William Cunningham who became Provost Marshal of New York was an Irish immigrant. He had been personally attacked and abused by 200 Sons of Liberty in early 1775 and this completely warped his sense of honour and corrupted his morals. Woe betide any rebels that fell into his bloodthirsty grip: ‘Cunningham stole and sold the rations of 2,000 prisoners, and historian Henry Onderdonk documented his secretly hanging or poisoning hundreds of captives.’
The Long Island Genealogy website also condemns his heinous policies: ‘The most outrageous of all the crimes committed by Cunningham was the hanging of 275 American prisoners of war without trial and in utter repudiation of all existing articles of war. The ignominious and undercover hanging of war prisoners was a blot on the British military government.’
It goes further asserting that: ‘There was obviously a conspiracy among Provost Marshal William Cunningham, Commissary Joshua Loring, and Naval Commissary David Sprout, down to the lowly prison guards, to decimate the rebels… This extermination policy now appears to have been a deliberate conspiracy not only among the prison commissaries, but actually by the British High Command.’
Napoleonic Wars, a misnomer
While all this abuse was going on during the American War of Independence, Napoleon, who was born in 1769, was just a boy. The French had suffered a humiliating defeat at the hands of the British during the Seven Years’ War of 1756-1763, long before he was even born.

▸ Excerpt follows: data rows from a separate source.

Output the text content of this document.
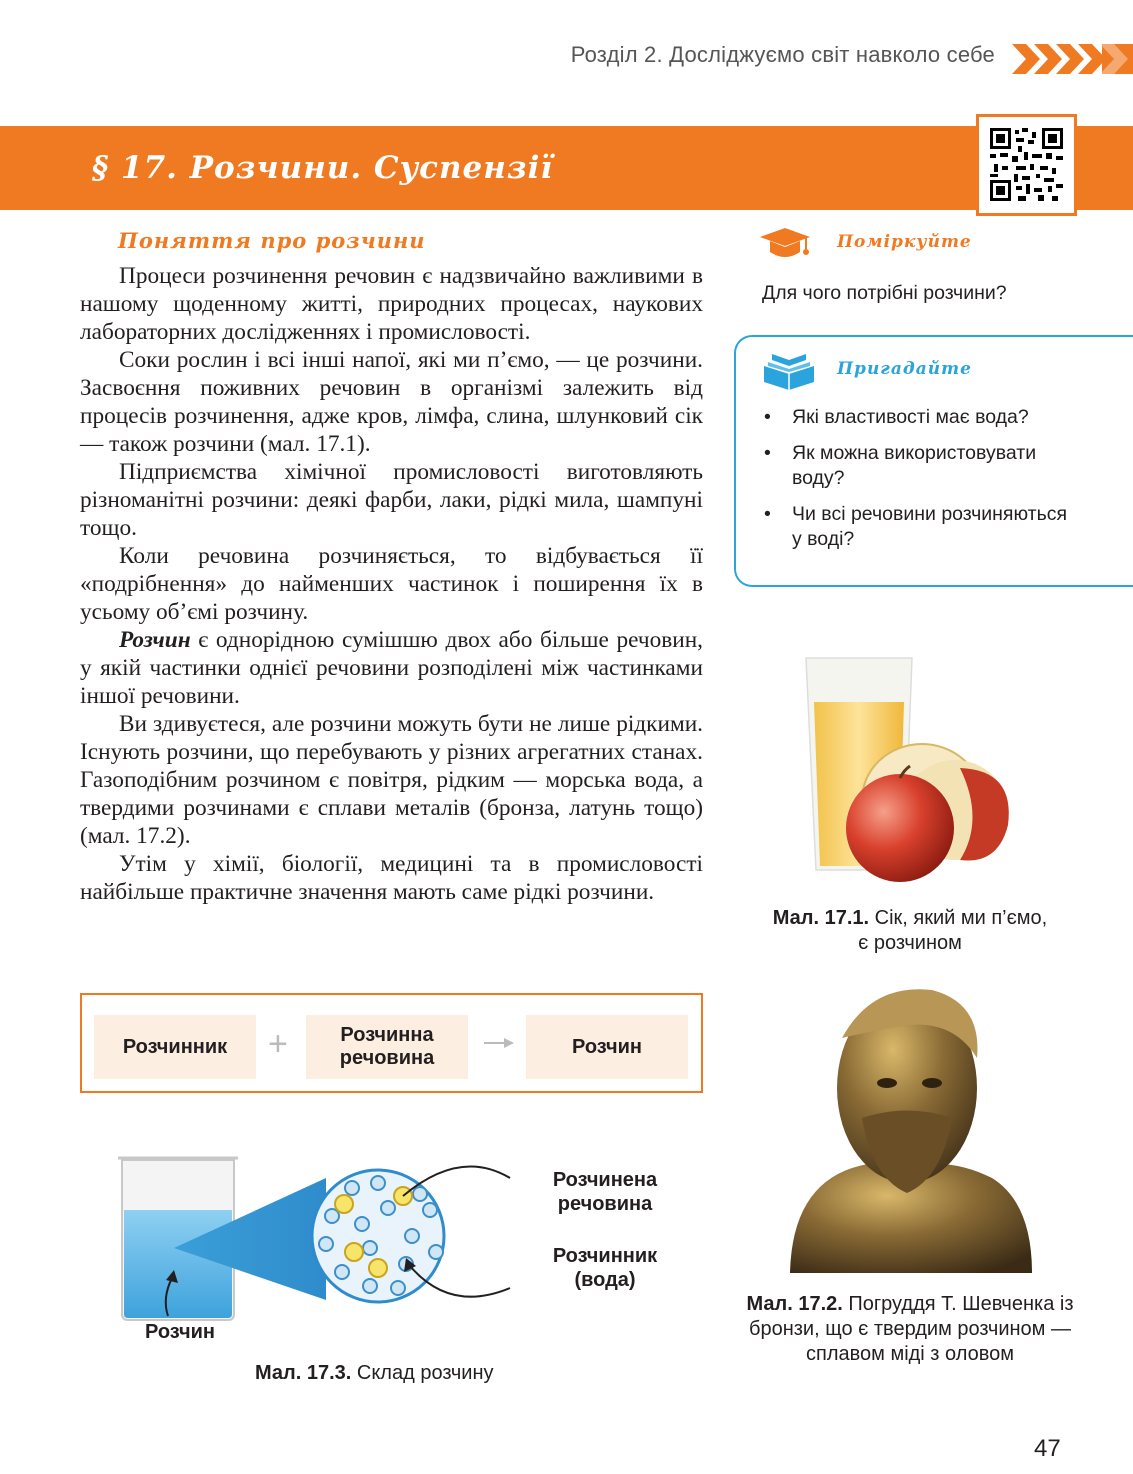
Розділ 2. Досліджуємо світ навколо себе
§ 17. Розчини. Суспензії
Поняття про розчини

Процеси розчинення речовин є надзвичайно важливими в нашому щоденному житті, природних процесах, наукових лабораторних дослідженнях і промисловості.

Соки рослин і всі інші напої, які ми п’ємо, — це розчини. Засвоєння поживних речовин в організмі залежить від процесів розчинення, адже кров, лімфа, слина, шлунковий сік — також розчини (мал. 17.1).

Підприємства хімічної промисловості виготовляють різноманітні розчини: деякі фарби, лаки, рідкі мила, шампуні тощо.

Коли речовина розчиняється, то відбувається її «подрібнення» до найменших частинок і поширення їх в усьому об’ємі розчину.

Розчин є однорідною сумішшю двох або більше речовин, у якій частинки однієї речовини розподілені між частинками іншої речовини.

Ви здивуєтеся, але розчини можуть бути не лише рідкими. Існують розчини, що перебувають у різних агрегатних станах. Газоподібним розчином є повітря, рідким — морська вода, а твердими розчинами є сплави металів (бронза, латунь тощо) (мал. 17.2).

Утім у хімії, біології, медицині та в промисловості найбільше практичне значення мають саме рідкі розчини.

Поміркуйте
Для чого потрібні розчини?
Пригадайте
• Які властивості має вода?
• Як можна використовувати воду?
• Чи всі речовини розчиняються у воді?
Мал. 17.1. Сік, який ми п’ємо, є розчином
Мал. 17.2. Погруддя Т. Шевченка із бронзи, що є твердим розчином — сплавом міді з оловом
Розчинник	+	Розчинна речовина
Розчин
Розчинена речовина
Розчинник (вода)
Розчин
Мал. 17.3. Склад розчину
47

This was one of the reasons that the French had supported the Americans a decade or so later – they wanted to get their own back. Even though the earlier fighting on a global scale from 1756-1763 had virtually bankrupted the French nation, their navy and temporary command of American waters was used at critical moments during the American Revolution to help the colonists gain eventual victory over their erstwhile masters.
The French and the British were traditional enemies yet the conflict that came later after the French Revolution is always dubbed The Napoleonic Wars. A misnomer if ever there was one. The origin of that word comes from the Old French mesnommer – very apposite.